According to Mexico Gulf Reporter, six people have been killed on the spot and about six more have been injured in the deadly attack. A seventh person has died on the way to the hospital.

Between 5:00 and 6:00 p.m., the attackers stepped out of two vehicles and opened fire on clients in the establishment.

The assailants used machine guns and a .9 mm pistol to gun down the taxi drivers. Locals recall the gunmen using “cuernos de chivo,” Spanish for “goat horns” in the attack, which is a slang term used to describe a machine gun, particularly an AK-47.
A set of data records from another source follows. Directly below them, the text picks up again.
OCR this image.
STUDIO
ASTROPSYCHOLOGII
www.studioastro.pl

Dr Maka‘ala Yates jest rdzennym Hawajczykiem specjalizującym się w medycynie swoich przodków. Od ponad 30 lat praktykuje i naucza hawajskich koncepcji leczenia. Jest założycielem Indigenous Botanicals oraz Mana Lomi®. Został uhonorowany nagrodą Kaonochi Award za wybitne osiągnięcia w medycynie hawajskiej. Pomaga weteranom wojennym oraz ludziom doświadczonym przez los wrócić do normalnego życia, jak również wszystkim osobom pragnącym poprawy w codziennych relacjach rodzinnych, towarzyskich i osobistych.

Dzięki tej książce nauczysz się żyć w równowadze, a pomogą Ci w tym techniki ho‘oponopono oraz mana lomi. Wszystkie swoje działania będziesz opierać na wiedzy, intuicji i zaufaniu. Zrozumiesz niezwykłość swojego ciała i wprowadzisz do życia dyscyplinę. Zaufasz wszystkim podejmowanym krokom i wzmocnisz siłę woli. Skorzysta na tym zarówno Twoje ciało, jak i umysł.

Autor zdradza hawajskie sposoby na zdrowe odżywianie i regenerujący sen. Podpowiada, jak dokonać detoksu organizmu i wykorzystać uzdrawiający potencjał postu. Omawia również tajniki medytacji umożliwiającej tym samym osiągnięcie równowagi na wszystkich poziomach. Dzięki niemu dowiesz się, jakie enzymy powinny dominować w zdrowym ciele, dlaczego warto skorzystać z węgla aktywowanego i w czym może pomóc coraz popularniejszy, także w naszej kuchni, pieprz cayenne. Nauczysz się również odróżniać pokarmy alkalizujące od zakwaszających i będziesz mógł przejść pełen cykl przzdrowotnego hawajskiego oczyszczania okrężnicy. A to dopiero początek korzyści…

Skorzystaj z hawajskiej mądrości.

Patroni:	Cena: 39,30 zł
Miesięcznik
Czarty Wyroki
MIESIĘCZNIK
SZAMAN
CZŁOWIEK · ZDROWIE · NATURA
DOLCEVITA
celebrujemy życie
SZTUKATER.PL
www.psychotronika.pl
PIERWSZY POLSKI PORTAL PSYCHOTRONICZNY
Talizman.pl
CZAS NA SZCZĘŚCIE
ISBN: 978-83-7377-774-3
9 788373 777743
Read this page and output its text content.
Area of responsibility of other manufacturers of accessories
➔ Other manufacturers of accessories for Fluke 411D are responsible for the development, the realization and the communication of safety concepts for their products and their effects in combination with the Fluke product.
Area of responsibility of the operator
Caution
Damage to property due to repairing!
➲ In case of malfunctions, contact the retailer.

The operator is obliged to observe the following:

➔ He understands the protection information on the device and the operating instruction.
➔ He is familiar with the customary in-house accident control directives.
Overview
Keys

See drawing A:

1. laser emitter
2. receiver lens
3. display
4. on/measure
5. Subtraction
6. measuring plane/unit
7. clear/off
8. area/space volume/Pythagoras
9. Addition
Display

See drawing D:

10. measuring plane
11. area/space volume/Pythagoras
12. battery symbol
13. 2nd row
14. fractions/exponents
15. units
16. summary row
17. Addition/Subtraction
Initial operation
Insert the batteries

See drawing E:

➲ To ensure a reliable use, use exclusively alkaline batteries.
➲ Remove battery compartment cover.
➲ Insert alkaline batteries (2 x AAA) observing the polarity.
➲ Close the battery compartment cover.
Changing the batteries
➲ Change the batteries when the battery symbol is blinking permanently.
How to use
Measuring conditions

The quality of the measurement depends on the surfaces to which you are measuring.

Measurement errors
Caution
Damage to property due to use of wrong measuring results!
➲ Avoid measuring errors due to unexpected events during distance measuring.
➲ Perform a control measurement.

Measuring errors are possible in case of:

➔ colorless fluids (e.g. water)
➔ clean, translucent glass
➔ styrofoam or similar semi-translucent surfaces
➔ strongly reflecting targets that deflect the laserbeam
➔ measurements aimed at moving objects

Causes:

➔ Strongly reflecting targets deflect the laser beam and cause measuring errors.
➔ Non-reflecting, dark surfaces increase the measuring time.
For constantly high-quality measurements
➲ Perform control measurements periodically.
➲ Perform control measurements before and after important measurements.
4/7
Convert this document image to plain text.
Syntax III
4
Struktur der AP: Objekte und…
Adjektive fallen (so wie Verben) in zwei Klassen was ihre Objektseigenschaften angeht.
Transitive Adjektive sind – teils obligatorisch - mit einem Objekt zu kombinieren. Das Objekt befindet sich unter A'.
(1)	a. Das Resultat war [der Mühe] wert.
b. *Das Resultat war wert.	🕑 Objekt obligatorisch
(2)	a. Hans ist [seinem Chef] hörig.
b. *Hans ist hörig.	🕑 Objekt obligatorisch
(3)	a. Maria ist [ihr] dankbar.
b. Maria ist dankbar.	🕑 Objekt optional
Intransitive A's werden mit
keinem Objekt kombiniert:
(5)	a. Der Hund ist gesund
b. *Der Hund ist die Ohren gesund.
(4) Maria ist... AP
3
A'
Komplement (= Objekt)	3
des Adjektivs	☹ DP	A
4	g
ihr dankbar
The Diario de Yucatan, also writing in Spanish, quotes assistant Quintana Roo district attorney Juan Ignacio Hernández Mora as he notes that Achach Francisco, Conflicts Secretary for the “Andrés Quintana Ro” union has been fatally shot.

“It was a settling of scores, the taxi drivers are not involved in anything good.

“We are concerned about bar owner Sebastian Dzul Herrera, who has been wounded and threatened about being finished off,” a senior official in the Benito Juarez Department of Public Safety and City Transit tells El Diario.

Witnesses at the scene stated that the armed group were looking for one of the drivers in the union, who allegedly had ties to organized crime.

Several taxi cab drivers in Cancun work as lookouts for local drug cartels, tipping them off on police activities and transporting drugs.